- Origin: Athens, Greece
- Genres: Pop rock, alternative rock
- Years active: 1998 – present
- Labels: EMI Universal Konkret Promo Antler Subway
- Members: Lefteris Pliatsikas Kleoniki Xrysanthakopoulou Lia Michailidou Loukas Kalantzakos

= ONAR =

ONAR (in Greek: ΟΝΑΡ), is a Greek pop rock group, primarily composed by Lefteris Pliatsikas throughout the band's career. The band's name is the ancient Greek word for "dream".

==History==
The band was formed in 1998. In 1999, they released their first LP, produced by Pliatsikas' brother, renowned Greek songwriter Filippos Pliatsikas, under the title "To ergo pou paizoun ta matia sou". From the very first instant, the album won positive reviews. Songs such as "Me tromazeis", "Hartina Fanaria", "Galazies Erwmenes" became popular, making the LP Gold.

In 2000 they released their second album entitled "Min petas tha se doun", which marked the participation of Teresa Salgueiro of Madredeus in a song based on a poem by Federico García Lorca. Manos Ksydous, another renown Greek songwriter, also participated with two songs. This LP had a notable commercial success, as well.

Their next work was released in 2003 and is titled "Aladdin...Teliosan Oi Efhes sou". The album's hit song was "Den hrostao se kanena" (which had been pre-released as a CD single and had already become golden) with the participation of Vasilis Papakonstantinou and later an adaptation to αν old folk song called "Istoria mou". Other songs that stood out from this record were "Na sai kala", "Posa ploia eho hasei" and "Fisaei sta stavrodromia tou kosmou" (based on a poem by Tasos Livaditis).

In the next three years, they released two more albums, "Stin Αkri Τis Gis" and "Pou Τaksideveis" containing popular songs such as "Machairia tora ta filia sou", "Kymata tou Aigaiou", "Mi fevgeis", and "Peta psila".

In 2007 they released an album titled "Tipota Den Einai Opos Fainetai", from which songs such as "An m'agapas", "Kaseta" (lyrics by Efstathia), and "Perasmena mesanihta" stood out.

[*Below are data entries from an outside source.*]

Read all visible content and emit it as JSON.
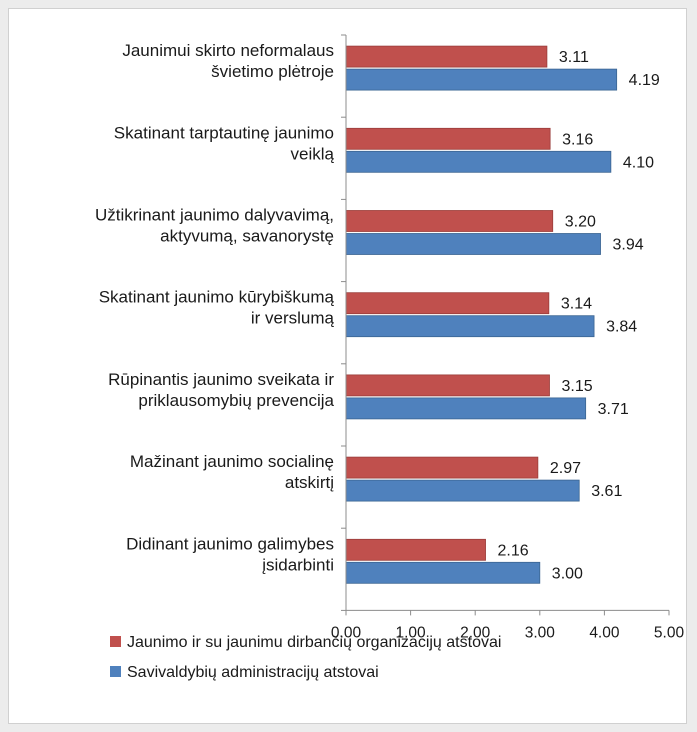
{
  "chart_data": {
    "type": "bar",
    "orientation": "horizontal",
    "categories": [
      [
        "Jaunimui skirto neformalaus",
        "švietimo plėtroje"
      ],
      [
        "Skatinant tarptautinę jaunimo",
        "veiklą"
      ],
      [
        "Užtikrinant jaunimo dalyvavimą,",
        "aktyvumą, savanorystę"
      ],
      [
        "Skatinant jaunimo kūrybiškumą",
        "ir verslumą"
      ],
      [
        "Rūpinantis jaunimo sveikata ir",
        "priklausomybių prevencija"
      ],
      [
        "Mažinant jaunimo socialinę",
        "atskirtį"
      ],
      [
        "Didinant jaunimo galimybes",
        "įsidarbinti"
      ]
    ],
    "series": [
      {
        "name": "Jaunimo ir su jaunimu dirbančių organizacijų atstovai",
        "color": "#c0504d",
        "values": [
          3.11,
          3.16,
          3.2,
          3.14,
          3.15,
          2.97,
          2.16
        ],
        "labels": [
          "3.11",
          "3.16",
          "3.20",
          "3.14",
          "3.15",
          "2.97",
          "2.16"
        ]
      },
      {
        "name": "Savivaldybių administracijų atstovai",
        "color": "#4f81bd",
        "values": [
          4.19,
          4.1,
          3.94,
          3.84,
          3.71,
          3.61,
          3.0
        ],
        "labels": [
          "4.19",
          "4.10",
          "3.94",
          "3.84",
          "3.71",
          "3.61",
          "3.00"
        ]
      }
    ],
    "xlim": [
      0,
      5
    ],
    "ticks": [
      "0.00",
      "1.00",
      "2.00",
      "3.00",
      "4.00",
      "5.00"
    ],
    "grid": false,
    "legend_position": "bottom"
  }
}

==Touring and collaborations==
ONAR have been touring in Greece ever since they released their first LP and they have participated in all the major festivals of Greece. They have collaborated with some of the most important representatives of the Greek pop-rock scene such as: Filippos Pliatsikas, Lavrentis Machairitsas, Dionysis Tsaknis, Socrates Drank the Conium, Vasilis Papakonstantinou, Sakis Boulas, and Lakis Papadopoulos. They have also participated in concerts dedicated to Lefteris Papadopoulos in Athens and Salonica and they have given concerts in Megaro Moussikis under the artistic supervision of George Dalaras.

== Band members ==

=== Current members ===
- Lefteris Pliatsikas (guitar, vocals)
- Kleoniki Xrysanthakopoulou (vocals, keyboards)
- Lia Michailidou (keyboards, bass synth)
- Loukas Kalantzakos (drums)

=== Former members ===
- Peny Ramantani (vocals)
- Michael Kexagias (bass)
- Stelios Makryplidis (guitar)
- Kosmas Brousalis (drums)
- Diamantis Karagiannakidis (keyboards)
- Hlias Karoumpalis (sound technician)

==Discography==

- 1999 - "To Ergo Pou Paizoun Ta Matia Sou" (Harvest)
- 2000 - "Min Petas Tha Se doun" (Minos-EMI)
- 2002 - "Aladdin...Teliosan Oi Efhes Sou" (Harvest)
- 2003 - "Stin Akri Tis Gis" (Mercury)
- 2004 - "Ton Oniron Ta Hromata" (Compilation) (Harvest, EMI)
- 2006 - "Pou Taxideveis" (Mercury)
- 2007 - "Tipota Den Einai Opos Fainetai" (Lyra)
- 2008 - "14 Megala Tragoudia" (Compilation) (EMI Records Ltd.)